Consistent national system of research governance
- The agency will work closely with the MHRA to create a unified approval process for clinical trials.
- The agency and the MHRA will promote proportionate standards for compliance and inspection.
- The MHRA will pilot and promote a proportionate interpretation of EU law on clinical trials.
Consistent and professional local research management
- From autumn 2011, NIHR funding will become conditional on organisations playing their part in the national research governance system.
- The Government will launch a framework of standard procedures and good practice for local health research management - the NIHR Research Support Services framework - by May 2011.
Transparent and accountable performance
- Recipients of NIHR funding will regularly publish metrics on their performance in initiating and delivering health research.
- When deciding on funding, the NIHR will take account of performance against public NIHR benchmarks, including an initial benchmark of 70 days from receipt of a valid research protocol to recruitment of the first participant in a study.
Transparent information about NIHR activities and funding
- The NIHR will bring together diverse resources and present the information in a single portal on the NIHR web site so that it is much more accessible.
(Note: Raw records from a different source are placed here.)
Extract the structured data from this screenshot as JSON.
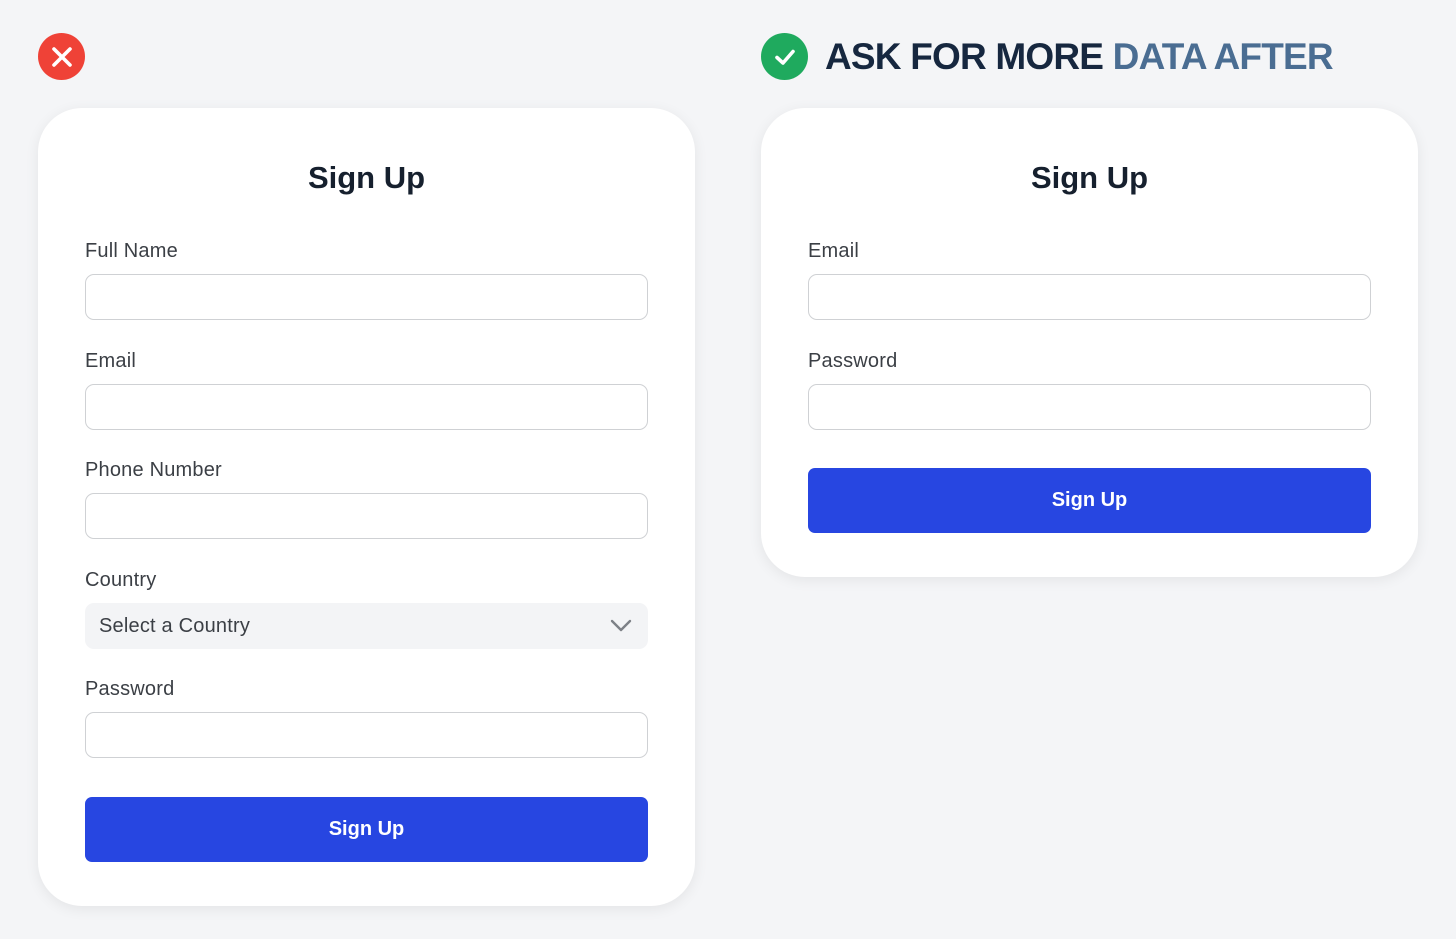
{
  "comparison": {
    "bad": {
      "icon": "x-mark-icon",
      "color": "#ef4237"
    },
    "good": {
      "icon": "checkmark-icon",
      "color": "#1faa5e",
      "headline_part1": "ASK FOR MORE ",
      "headline_part2": "DATA AFTER"
    }
  },
  "long_form": {
    "title": "Sign Up",
    "fields": [
      {
        "label": "Full Name",
        "value": ""
      },
      {
        "label": "Email",
        "value": ""
      },
      {
        "label": "Phone Number",
        "value": ""
      },
      {
        "label": "Country",
        "selected": "Select a Country"
      },
      {
        "label": "Password",
        "value": ""
      }
    ],
    "submit_label": "Sign Up"
  },
  "short_form": {
    "title": "Sign Up",
    "fields": [
      {
        "label": "Email",
        "value": ""
      },
      {
        "label": "Password",
        "value": ""
      }
    ],
    "submit_label": "Sign Up"
  },
  "colors": {
    "background": "#f4f5f7",
    "card": "#ffffff",
    "primary_button": "#2746e1",
    "headline_dark": "#16273f",
    "headline_accent": "#4a6d92"
  }
}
Accessible information for patients and the public
- The NIHR will launch a UK Clinical Trials Gateway, which by 2012, will make it easier for patients, their doctors and their families to find out about trials that are relevant to them.
A consensus on e-health records research
- The Government will bring forward plans for a research data service so that e-health record data can create a unique position for the UK in health research.
Formation of translational research partnerships to support collaboration with the life sciences industry in early and exploratory development of new drugs and other interventions
- The NIHR Office for Clinical Research Infrastructure (NOCRI) will co-ordinate the establishment of translational research partnerships, building on the existing pilot Therapeutic Capability Cluster initiative, and working with other funding partners including charities.
- The NIHR Biomedical Research Centres and Units, to be designated in summer 2011 after an open competition with international peer review and in which the NIHR will invest £775m, will form the basis of these partnerships. The translational research partnerships will be a national initiative, involving other centres of excellence in the UK, and offer a unique international approach to support open innovation and collaboration with the life sciences industry.
- NOCRI will provide a single point of contact for industry engagement with the partnerships; model agreements will be deployed to support faster contracting between the partnerships and industry.
The NIHR will work with partners to plan for the implementation of these important policy developments.